CERTIFICATE OF INCORPORATION

OF

AYP CAPITAL, INC.

     The undersigned, a natural person, for the purpose of organizing a corporation for conducting the business and promoting the purposes hereinafter stated, under the provisions and subject to the requirements of the laws of the State of Delaware (particularly Chapter 1, Title 9 of the Delaware Code and the acts amendatory thereof and supplemental thereto, and known, identified, and referred to as the "General Corporation Law of the State of Delaware"), hereby certifies that:

     FIRST:     The name of this Corporation shall be:

AYP CAPITAL, INC.

     SECOND:     Its registered office in the State of Delaware is to be located at 22 Loockerman Square, Suite L-100, in the City of Dover, County of Kent and its Registered Agent at such address is The Prentice-Hall Corporation System, Inc.

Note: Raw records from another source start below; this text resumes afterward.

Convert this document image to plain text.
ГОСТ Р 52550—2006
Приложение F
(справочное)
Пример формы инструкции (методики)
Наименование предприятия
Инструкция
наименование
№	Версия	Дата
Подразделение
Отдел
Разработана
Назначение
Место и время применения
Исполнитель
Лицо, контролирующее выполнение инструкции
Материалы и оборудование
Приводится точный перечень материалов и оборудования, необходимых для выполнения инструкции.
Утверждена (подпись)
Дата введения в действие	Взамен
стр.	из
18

     THIRD:     The nature of the business and the objects and purposes proposed to be transacted, promoted and carried on are to do any or all things herein mentioned, as fully and to the same extent as natural persons might or could do, and in any part of the world, viz:

     The purpose of the corporation is to engage in any lawful act or activity for which corporations may be organized under the General corporation Law of the State of Delaware as presently enacted and as may hereafter be amended.

     FOURTH:     The total number of shares of stock which this corporation is authorized to issue is:

          1,000 Shares of common stock at No Par Value

     FIFTH:     The name and address of the incorporator is as follows:

          Nancy H. Gormley
          c/o Allegheny Power System, Inc.

          Tower Forty-Nine (36th Floor)

          12 East 49th Street

          New York, NY 10017

     SIXTH:     The Directors shall have power to make and to alter or amend the By-Laws; to fix the amount to be reserved as working capital, and to authorize and cause to be executed, mortgages and liens without limit as to the amount, upon the property and franchise of this Corporation.

     With the consent in writing, and pursuant to a majority vote of the holders of the capital stock issued and outstanding, the Directors shall have authority to dispose, in any manner, of the whole property of this Corporation.

     The By-Laws shall determine whether and to what extent the account and books of this corporation, or any of them, shall be open to the inspection of the stockholders; no stockholder shall have any right of inspecting any account, or book, or document of this Corporation, except as conferred by the law or the By-Laws, or by resolution of the stockholders.

     The stockholders and directors shall have power to hold their meetings and keep the books, documents and papers of the corporation, outside of the State of Delaware, at such places as may be, from time to time, designated by the By-Laws or by resolution of the stockholders or directors, except as otherwise required by the laws of Delaware.

     It is the intention that the objects, purposes and powers specified in the THIRD paragraph hereof shall, except where otherwise specified in said paragraph, be nowise limited or restricted by reference to or inference from the terms of any other clause or paragraph in this certificate of incorporation, but that the objects, purposes and powers specified in the THIRD paragraph and in each of the clauses or paragraphs of this charter shall be regarded as independent objects, purposes and powers.

     SEVENTH:     No director of the Corporation shall be liable to the Corporation or its stockholders for monetary damages for breach of fiduciary duty as a director, except for liability (i) for any breach of the director's duty of loyalty to the Corporation or its stockholders, (ii) for acts or omissions not in good faith or which involve intentional misconduct or a knowing violation of law, (iii) under section 174 of the General Corporation Law of the State of Delaware, or (iv) for any transaction from which the director derived an improper personal benefit.

IN WITNESS WHEREOF, I have hereunto sat my hand and seal this 18th day of August, A.D. 1994.